Oil prices fell by more than 3% on Wednesday, erasing earlier gains as market anxiety persists over volatile conditions in the Middle East, despite reports suggesting that the U.S.-Israeli war on Iran may be nearing an end.
اضافة اعلان
Brent crude for June delivery dropped by $3.33, or 3.2%, to $100.64 per barrel. Meanwhile, U.S. West Texas Intermediate (WTI) futures for May delivery slid by $3.34, or 3.3%, to $98.04 per barrel.
Prices had risen earlier on Wednesday but reversed course as uncertainty regarding the conflict intensified, prompting investors to engage in profit-taking.
"This decline is likely a result of the market cooling during Asian trading hours, with profit-taking occurring amidst signals from the U.S. about a potential near-term end to the war," said Emril Jamil, an analyst at the London Stock Exchange Group (LSEG).
Brent crude futures for June had already settled more than $3 lower on Tuesday following unconfirmed media reports suggesting the Iranian president is ready to end the war.
U.S. President Donald Trump told reporters on Tuesday that the United States could conclude the military campaign within two to three weeks, noting that Iran is not obligated to sign a formal deal to end the conflict. These were his clearest comments yet regarding his desire to end the month-long war.

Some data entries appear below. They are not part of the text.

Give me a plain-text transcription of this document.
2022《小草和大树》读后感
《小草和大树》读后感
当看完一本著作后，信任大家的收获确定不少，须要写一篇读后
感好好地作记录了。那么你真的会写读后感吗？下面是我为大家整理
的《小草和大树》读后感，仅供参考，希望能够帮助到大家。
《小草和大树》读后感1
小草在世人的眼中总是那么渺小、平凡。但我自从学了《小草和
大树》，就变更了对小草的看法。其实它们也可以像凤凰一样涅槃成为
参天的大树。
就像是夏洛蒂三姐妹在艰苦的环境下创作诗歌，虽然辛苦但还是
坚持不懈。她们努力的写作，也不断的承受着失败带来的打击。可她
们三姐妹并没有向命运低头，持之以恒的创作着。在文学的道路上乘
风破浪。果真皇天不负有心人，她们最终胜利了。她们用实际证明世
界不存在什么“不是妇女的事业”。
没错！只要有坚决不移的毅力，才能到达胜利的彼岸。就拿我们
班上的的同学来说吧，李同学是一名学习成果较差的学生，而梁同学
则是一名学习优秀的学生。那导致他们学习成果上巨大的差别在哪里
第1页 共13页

However, analysts argue that even if the war concludes, damage to infrastructure is likely to cause continued supply shortages. Priyanka Sachdeva, senior market analyst at Phillip Nova, stated that oil prices will depend on how quickly supply chains return to normal.
"Even if the conflict begins to recede, tanker flows will not resume immediately... shipping costs, insurance, and tanker movements will take time to normalize," she added, noting that actual damage to oil infrastructure can only be assessed after the fighting stops.
A report published by the Wall Street Journal quoted Trump saying he might end the war before the reopening of the Strait of Hormuz, a vital maritime route through which 20% of global oil and liquefied natural gas (LNG) trade passes.
LSEG analysts noted: "Even with reported ongoing diplomatic channels and intermittent comments from the U.S. administration predicting a swift end to the conflict, a combination of limited tangible diplomatic progress, continued naval attacks, and explicit threats to energy assets keeps supply risks tilted to the upside."